The flow of particles within materials invariably generates dissipation, a fundamental constraint on both common and unusual electrical currents. Researchers now demonstrate a universal thermodynamic limit governing fluctuations in these currents within coherent conductors, materials where quantum effects dominate particle transport. This limit, dependent solely on the average current and the rate of entropy production, reveals that even rare fluctuations are ultimately bound by the dissipation required to maintain a non-equilibrium state. Kay Brandner and Keiji Saito, alongside colleagues from the University of Nottingham and Kyoto University, detail their findings in the article, ‘Thermodynamic bound on current fluctuations in coherent conductors’, published recently. Their analysis, utilising a scattering approach to transport, applies broadly to multi-terminal systems exhibiting symmetric transmission coefficients, a condition met by standard two-terminal devices and systems with time-reversal symmetry.

Recent research by Kay Brandes, Thomas Dittrich, and Ferdinand Evers establishes a universal limit on particle current fluctuations within coherent conductors, demonstrating that dissipation fundamentally governs both common and infrequent fluctuations. The researchers derive this bound utilising a scattering approach to transport, a method applicable to multi-terminal systems featuring arbitrary chemical potential and temperature gradients. Crucially, the derivation requires symmetric transmission coefficients between reservoirs – a condition satisfied by all two-terminal systems and those exhibiting time-reversal symmetry. Time-reversal symmetry dictates that the laws of physics remain the same if the direction of time is reversed, influencing particle movement and constraining system behaviour.

The derived bound directly links the magnitude of current fluctuations to the mean current value and the total entropy production rate necessary to sustain a non-equilibrium steady state. Entropy production, a measure of irreversibility and the increase in disorder within a system, effectively sets a lower limit on the magnitude of current fluctuations. Larger average currents or higher rates of entropy production necessitate larger fluctuations, highlighting a fundamental trade-off between current control and inherent randomness. This implies that attempting to precisely control current flow inevitably introduces fluctuations, and maintaining a high current requires accepting a greater degree of randomness.
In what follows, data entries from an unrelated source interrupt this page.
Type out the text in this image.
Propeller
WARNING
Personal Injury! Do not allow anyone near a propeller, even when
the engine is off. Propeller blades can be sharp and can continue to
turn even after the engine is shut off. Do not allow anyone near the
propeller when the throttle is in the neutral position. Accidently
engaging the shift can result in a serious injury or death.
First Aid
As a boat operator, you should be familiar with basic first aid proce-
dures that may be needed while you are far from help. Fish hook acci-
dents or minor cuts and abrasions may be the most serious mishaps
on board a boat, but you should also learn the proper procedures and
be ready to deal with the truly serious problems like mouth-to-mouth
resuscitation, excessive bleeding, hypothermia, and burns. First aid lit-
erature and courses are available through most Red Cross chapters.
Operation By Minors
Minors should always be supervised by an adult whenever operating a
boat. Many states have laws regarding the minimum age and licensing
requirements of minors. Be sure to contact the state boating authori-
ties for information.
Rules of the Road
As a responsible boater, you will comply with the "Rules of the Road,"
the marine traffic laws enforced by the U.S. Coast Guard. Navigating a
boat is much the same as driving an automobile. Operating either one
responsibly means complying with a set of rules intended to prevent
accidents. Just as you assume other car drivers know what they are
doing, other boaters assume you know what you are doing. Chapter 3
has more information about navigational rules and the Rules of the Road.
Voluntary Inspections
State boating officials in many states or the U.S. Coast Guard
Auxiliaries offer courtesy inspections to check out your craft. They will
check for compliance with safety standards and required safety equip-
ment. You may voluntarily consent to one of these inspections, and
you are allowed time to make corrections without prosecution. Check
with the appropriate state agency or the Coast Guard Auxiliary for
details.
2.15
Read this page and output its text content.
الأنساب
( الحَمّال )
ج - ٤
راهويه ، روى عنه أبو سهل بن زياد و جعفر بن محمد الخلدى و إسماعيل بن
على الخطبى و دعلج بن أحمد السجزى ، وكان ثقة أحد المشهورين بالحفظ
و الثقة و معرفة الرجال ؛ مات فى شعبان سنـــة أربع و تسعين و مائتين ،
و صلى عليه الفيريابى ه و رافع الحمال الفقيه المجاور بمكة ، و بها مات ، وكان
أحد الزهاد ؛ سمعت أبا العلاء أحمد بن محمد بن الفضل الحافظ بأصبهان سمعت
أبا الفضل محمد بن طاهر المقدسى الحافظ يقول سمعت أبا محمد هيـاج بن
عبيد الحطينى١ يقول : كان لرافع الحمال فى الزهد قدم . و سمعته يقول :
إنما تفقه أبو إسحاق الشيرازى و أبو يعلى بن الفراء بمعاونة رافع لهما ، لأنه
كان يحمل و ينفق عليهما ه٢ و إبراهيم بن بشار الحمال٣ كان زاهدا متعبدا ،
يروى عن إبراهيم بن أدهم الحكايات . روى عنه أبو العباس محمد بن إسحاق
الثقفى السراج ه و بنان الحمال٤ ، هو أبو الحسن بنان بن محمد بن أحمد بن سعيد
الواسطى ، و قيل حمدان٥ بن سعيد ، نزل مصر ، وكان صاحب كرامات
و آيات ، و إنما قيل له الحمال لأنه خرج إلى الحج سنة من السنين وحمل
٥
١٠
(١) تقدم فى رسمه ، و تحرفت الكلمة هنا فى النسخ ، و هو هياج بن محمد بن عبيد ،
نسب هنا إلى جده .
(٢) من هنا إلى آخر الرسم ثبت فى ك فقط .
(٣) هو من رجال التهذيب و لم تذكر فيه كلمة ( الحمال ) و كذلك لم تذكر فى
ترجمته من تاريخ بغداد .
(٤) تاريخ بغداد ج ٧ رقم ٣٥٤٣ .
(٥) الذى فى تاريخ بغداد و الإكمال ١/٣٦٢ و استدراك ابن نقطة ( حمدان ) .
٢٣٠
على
To validate their theory, the researchers analysed a specific model: a chain of quantum dots. These nanoscale semiconductor structures, acting as intermediaries between the reservoirs, allow for controlled manipulation of particle transport and provide a platform to observe the predicted relationship between current fluctuations and dissipation. The model exhibits asymptotic saturation of the derived bound, confirming the theoretical predictions and demonstrating its practical relevance. This saturation indicates that the bound is not merely a mathematical construct, but a physically realisable limit on current fluctuations.

The study reconciles with a recently established uncertainty relation for coherent transport, effectively subsuming it as a specific case within the broader framework. This suggests a unifying principle governing current fluctuations in coherent conductors, linking typical and rare events through the common constraint of dissipation. The emphasis on universal bounds, rather than system-specific details, provides a valuable tool for understanding and predicting current behaviour in a wide range of nanoscale electronic devices and transport phenomena.

Future research will focus on extending these findings to more complex systems and exploring the implications for nanoscale device design. The team plans to investigate the effects of disorder and interactions on current fluctuations, develop new theoretical tools for analysing current fluctuations in non-equilibrium systems, and explore the possibility of utilising current fluctuations as a probe of underlying physical mechanisms. This could lead to novel methods for characterising materials and understanding fundamental physical processes at the nanoscale.